Forbes did a good article on the outlook of the election for pharma and a historical look at FDA during Obama’s first term. FDA Matters also did a good analysis of what the agency would look like after the election.
On the Horizon
There is a good possibility of a “lame duck” session in Congress. Without a deal on the “fiscal cliff,” the sequestration of government staff funds could cause huge layoffs throughout government, including FDA’s CDER—and up to $300 million at FDA. Assuming that at least a short-term solution is found to avoid the “fiscal cliff,” the larger debate on the reform of the corporate tax code will begin in 2013.
The Coalition for Healthcare Communications expects pressure on privacy from Senate Democrats and Obama appointees who will continue efforts to limit the marketing use of data collected online. Sen. Jay Rockefeller (D-WV), the most aggressive Member seeking limits and explicit op-out rules, will continue as the key chairman of the Senate Commerce Committee. On the other hand, two major industry supporters won re-election to the Senate: New York’s Kirsten Gillibrand and Kansas’ Claire McCaskill.

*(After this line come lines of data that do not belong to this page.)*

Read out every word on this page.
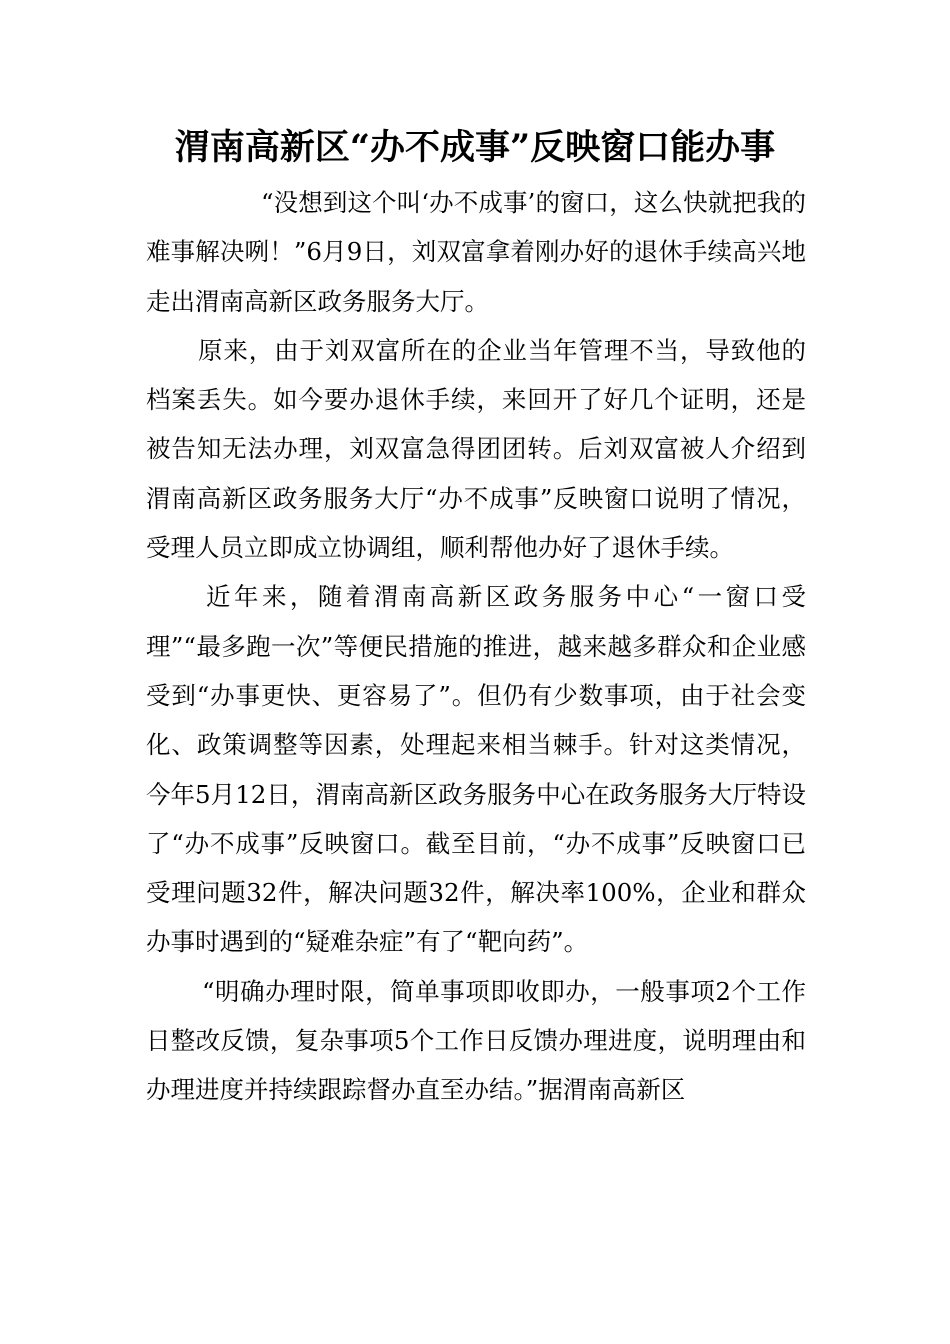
渭南高新区“办不成事”反映窗口能办事

“没想到这个叫‘办不成事’的窗口，这么快就把我的难事解决咧！”6月9日，刘双富拿着刚办好的退休手续高兴地走出渭南高新区政务服务大厅。

原来，由于刘双富所在的企业当年管理不当，导致他的档案丢失。如今要办退休手续，来回开了好几个证明，还是被告知无法办理，刘双富急得团团转。后刘双富被人介绍到渭南高新区政务服务大厅“办不成事”反映窗口说明了情况，受理人员立即成立协调组，顺利帮他办好了退休手续。

近年来，随着渭南高新区政务服务中心“一窗口受理”“最多跑一次”等便民措施的推进，越来越多群众和企业感受到“办事更快、更容易了”。但仍有少数事项，由于社会变化、政策调整等因素，处理起来相当棘手。针对这类情况，今年5月12日，渭南高新区政务服务中心在政务服务大厅特设了“办不成事”反映窗口。截至目前，“办不成事”反映窗口已受理问题32件，解决问题32件，解决率100%，企业和群众办事时遇到的“疑难杂症”有了“靶向药”。

“明确办理时限，简单事项即收即办，一般事项2个工作日整改反馈，复杂事项5个工作日反馈办理进度，说明理由和办理进度并持续跟踪督办直至办结。”据渭南高新区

Meanwhile, the House Commerce Committee leadership, which largely is supportive of the self-regulatory privacy program, will see few Member or staff shifts. However, senior staff members who favor privacy rules are expected to remain in control at both the Federal Trade Commission (FTC) and the Department of Commerce.
In addition to these issues, Liberty University is challenging the constitutionality of the ACA provision that requires most businesses with more than 50 workers to provide health coverage or pay a fine—and has vowed to fight all the way to the Supreme Court. There are also numerous lawsuits regarding the mandatory requirement that insurance cover contraception.